# need sensible advice for wheel upgrade



## BostonF4$ (Jun 21, 2006)

I have newer BF Goodrich tires on my '04 GTO right now, but w/ the strut rub issue and the questionable quality of the stock rubber I'm thinking of upgrading in the near future. Tints are coming first...wheels next (I'll take some pics after the tints but it's been raining a ton up here). I'd like to go to a 235 in the front to eliminate any worry of strut rub and I'd like to go to a wider tire in the rear w/o having to modify the car. I still want to have some meat on the tire (not too low profile) so I guess I wanna stay w/ a 45 w/ a 17" rim or a 35 w/ an 18" rim.
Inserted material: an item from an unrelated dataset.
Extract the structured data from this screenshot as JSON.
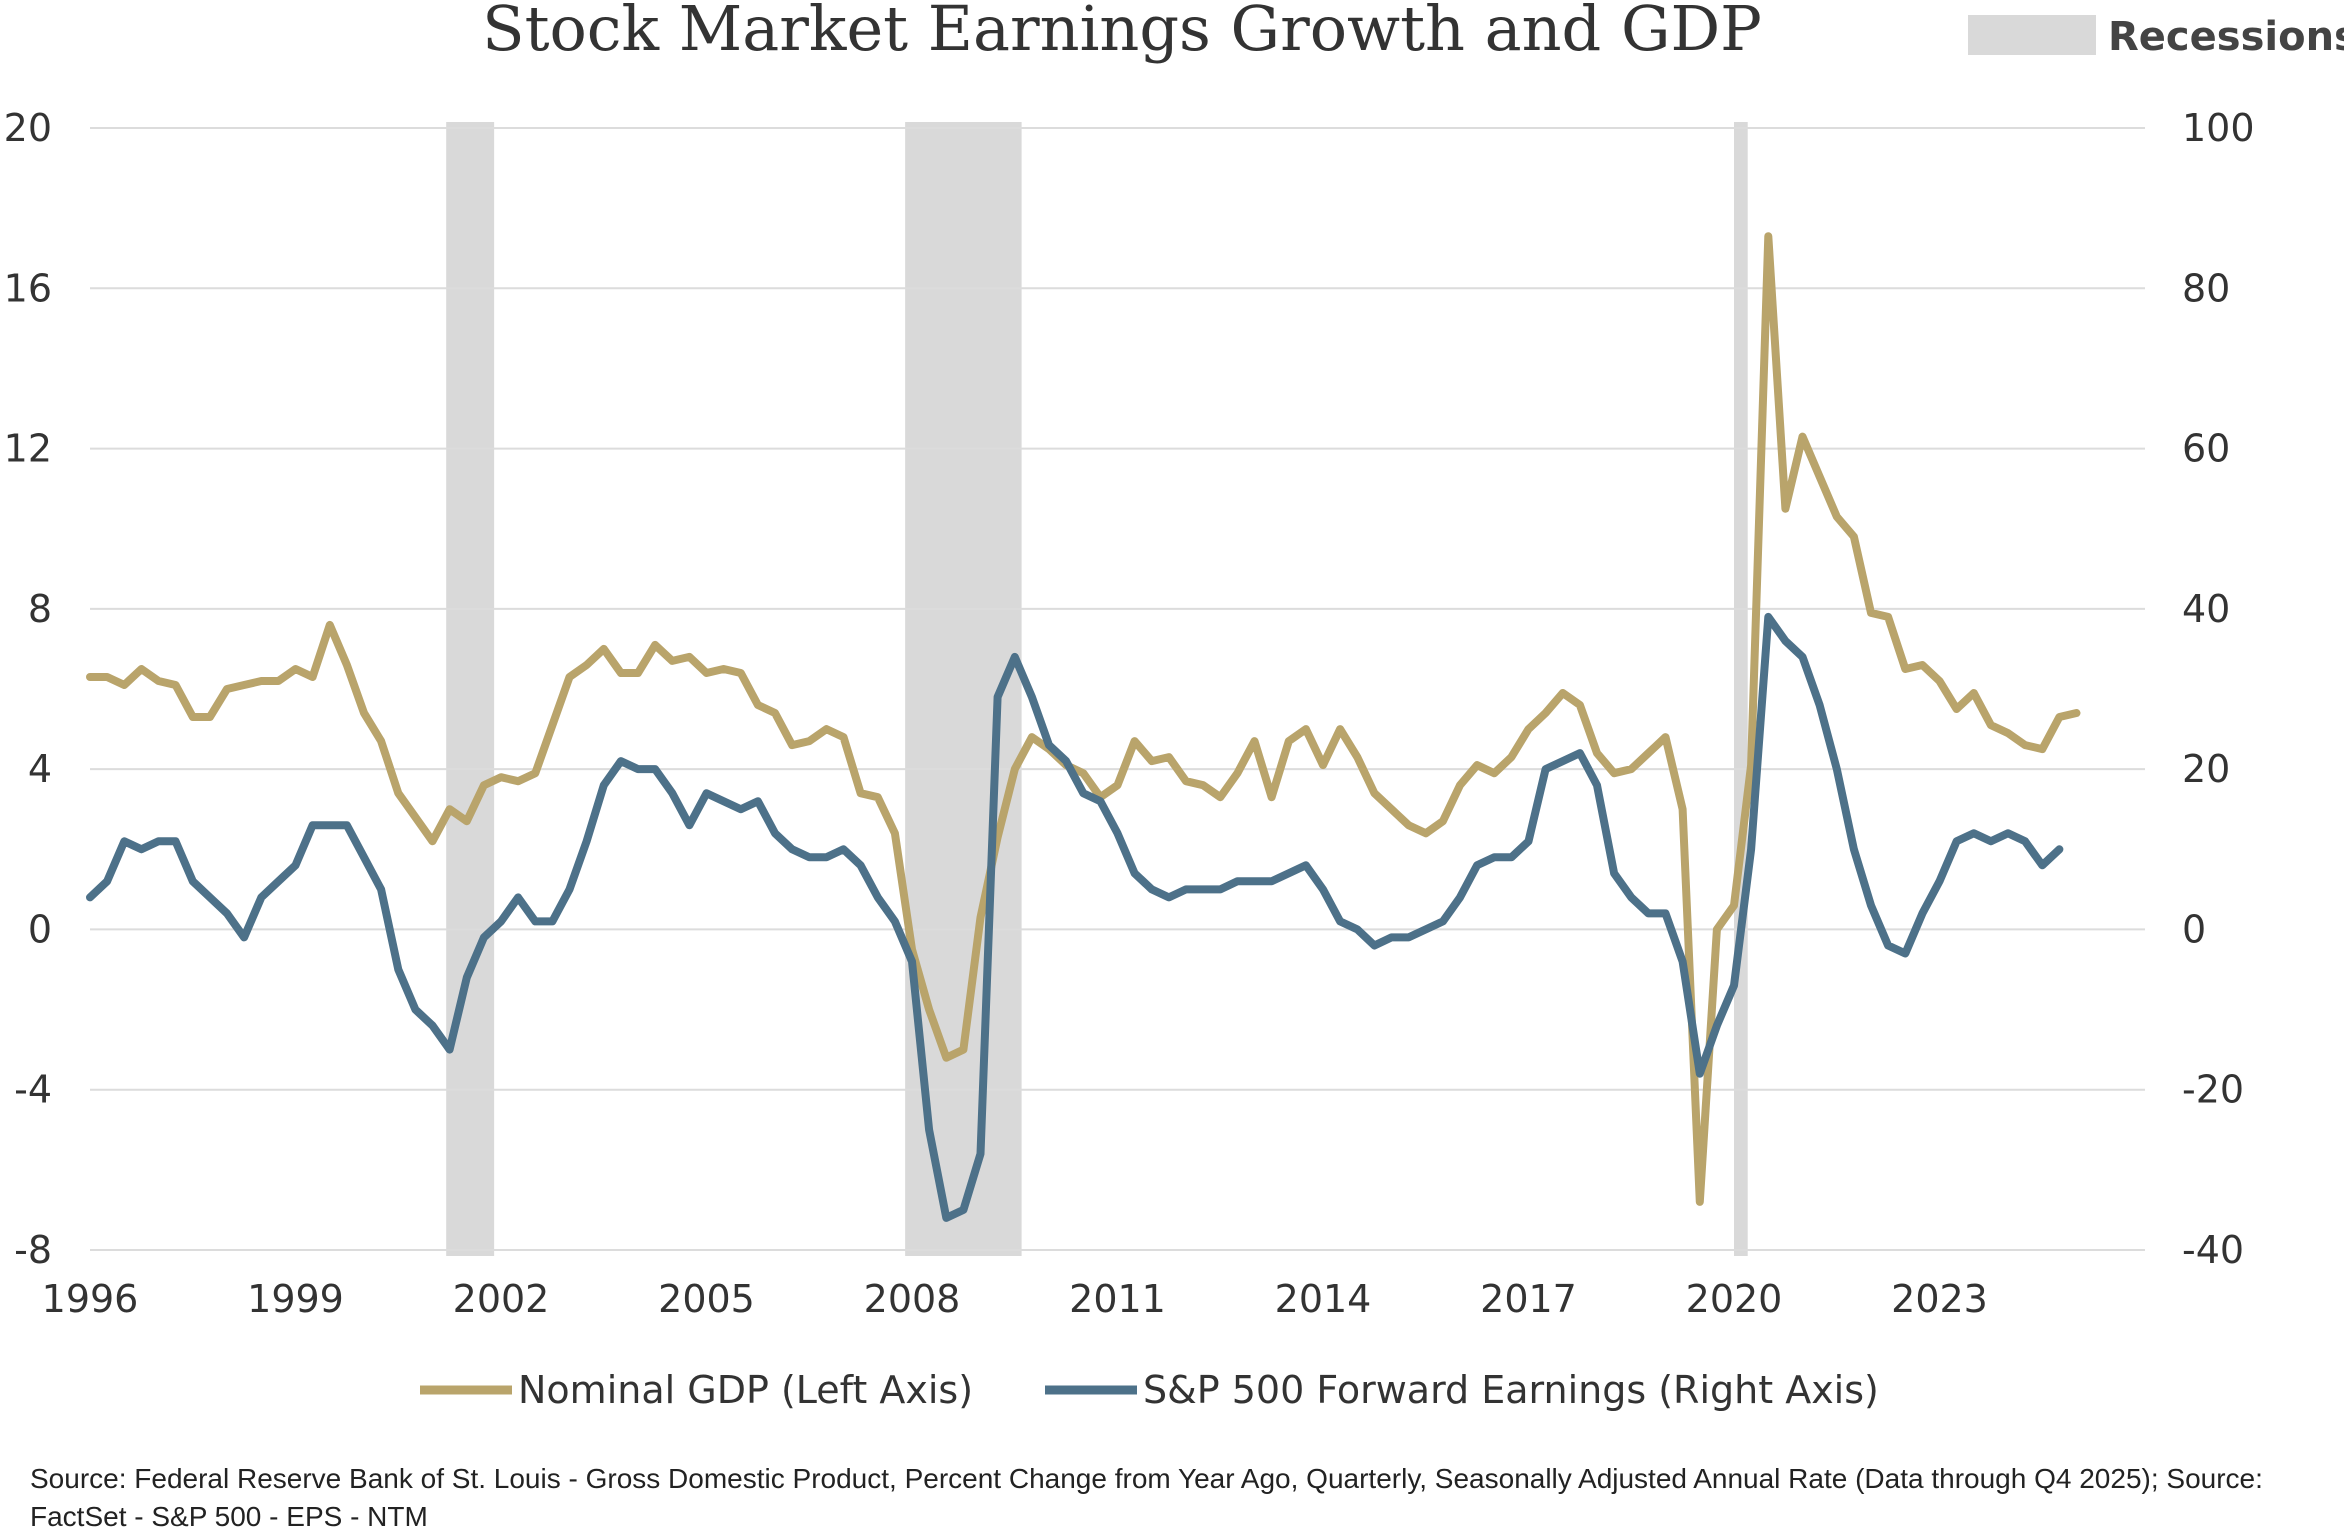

My question is...how wide can I go in the rear w/o messing with the handling/fenders, will a 235 in the front eliminate any strut rub, and what would be better 17 or 18...I want my street driving to remain comfortable or more so than stock. Also, if you have any specific online recommendations for pricing or particular wheels, feel free to share!!!


----------



## EEZ GOAT (Jul 9, 2005)

check this out. it may help you answer any of your questions. Let me know if it helps or dont help. click here 

http://www.gtoforum.com/showthread.php?t=7497


----------



## BostonF4$ (Jun 21, 2006)

I think that will help. I was thinking about going to a tire rack or similar store where they have a computer program and just stress the strut rub issue and the fact that I want fatter rears. Do wider rear tires help/hinder traction on the GTO...IMO they just look way better...it has teh same engine as a vette and weighs like 500 lbs more...so shouldn't the tires be as big or bigger??


----------